Wang’ondu who was arrested in Nyahururu on Tuesday had told the police that he had information on the September 21, 2013 Westgate attack, which he shared with a local media but was never published.

“I had information from Martin Synod (an Al-Qaida operative) that Westgate shopping mall, where the President’s relatives go for shopping, would be attacked with an intention of killing them,” he reportedly said.

But the anti-terror police officers said they had arrested Wang’ondu on two separate occasions and released him before admitting him in the hospital meant for mentally ill persons in Nairobi.

“We had arrested him in 2005 and admitted him at Mathari Hospital. But he has been in Somalia as a teacher before becoming paranoid,” Mwaniki said.
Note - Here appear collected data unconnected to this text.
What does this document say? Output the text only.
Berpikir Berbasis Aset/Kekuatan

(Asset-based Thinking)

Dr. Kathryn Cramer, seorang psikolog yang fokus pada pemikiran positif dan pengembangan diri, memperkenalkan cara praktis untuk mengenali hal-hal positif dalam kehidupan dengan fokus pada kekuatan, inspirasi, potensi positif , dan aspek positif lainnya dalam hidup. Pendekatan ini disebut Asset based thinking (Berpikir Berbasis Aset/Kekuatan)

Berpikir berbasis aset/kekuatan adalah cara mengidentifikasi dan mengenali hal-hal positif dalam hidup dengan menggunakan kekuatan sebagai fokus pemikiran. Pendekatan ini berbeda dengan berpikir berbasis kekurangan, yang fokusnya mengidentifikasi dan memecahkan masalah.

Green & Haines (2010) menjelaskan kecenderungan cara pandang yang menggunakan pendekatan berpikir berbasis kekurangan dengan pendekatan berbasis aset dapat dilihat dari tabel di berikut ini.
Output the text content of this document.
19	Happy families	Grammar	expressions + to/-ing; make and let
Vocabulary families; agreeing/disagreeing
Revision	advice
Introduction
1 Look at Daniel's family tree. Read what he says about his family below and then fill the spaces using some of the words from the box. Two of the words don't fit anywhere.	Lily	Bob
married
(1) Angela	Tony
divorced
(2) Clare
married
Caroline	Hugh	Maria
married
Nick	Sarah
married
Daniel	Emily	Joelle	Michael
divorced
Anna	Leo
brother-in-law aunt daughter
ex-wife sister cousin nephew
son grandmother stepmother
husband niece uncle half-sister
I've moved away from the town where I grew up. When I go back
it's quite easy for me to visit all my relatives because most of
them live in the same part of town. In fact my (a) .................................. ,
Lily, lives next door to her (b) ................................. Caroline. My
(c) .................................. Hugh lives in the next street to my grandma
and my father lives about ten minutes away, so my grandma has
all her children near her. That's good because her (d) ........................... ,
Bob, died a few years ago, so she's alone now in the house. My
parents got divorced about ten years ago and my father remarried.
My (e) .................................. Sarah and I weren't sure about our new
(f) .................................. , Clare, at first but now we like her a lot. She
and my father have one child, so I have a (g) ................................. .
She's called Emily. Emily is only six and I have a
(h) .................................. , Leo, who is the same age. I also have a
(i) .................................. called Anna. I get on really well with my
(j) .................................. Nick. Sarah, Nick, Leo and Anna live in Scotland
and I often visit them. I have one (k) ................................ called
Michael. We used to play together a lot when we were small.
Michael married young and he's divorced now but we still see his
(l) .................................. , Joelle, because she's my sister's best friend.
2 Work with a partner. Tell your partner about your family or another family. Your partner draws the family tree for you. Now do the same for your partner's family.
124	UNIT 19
“The man’s claims are also not true. He is lying to police officers and we have advised him to see seek medical attention after several arrests,” he added.

Wang’ondu claimed training with the terror group in Somalia and other countries. The man, a former casual labourer in Nyahururu in northwest Kenya, was an English teacher in Somalia.

The man said he crossed into the Horn of Africa nation from Mandera where he had gone for business when his ally advised him that he would find a well teaching job there.

He also claimed that he has travelled to 33 countries around the world on various missions of Al-Qaida since then.

The claims come amid heightened security in the country following threats from terror groups they would attack.

Western nations through their embassies in Kenya have cautioned their citizens and staff about impending terror attacks in Kenya.

The move comes as security forces are on alert following information that the Al-Shabaab terror group are planning to launch a series of attacks in key installations in Nairobi and Mombasa.

Secretary to the Cabinet Francis Kimemia has circulated an alert to all senior government and police officers that the Al- Qaida allied group could be targeting key government facilities and popular public places which he said should be put under vigilance to foil any possible attack.

The security alert comes amid rising fears among communities living along the porous border with Somalia that the Islamist group was turning their frustration on the innocent civilians in a series of revenge attacks.

Al-Shabaab militants have vowed to attack Nairobi after the east African nation which hosted protracted negotiations that culminated in the signing of the federal charter for Somalia in 2005, invaded Somalia to flush out the insurgents it blamed for kidnappings of tourists.

The police said they are concerned that most public facilities have lowered their security alertness unlike two months ago when Kenya started pursuing Al-Shabaab.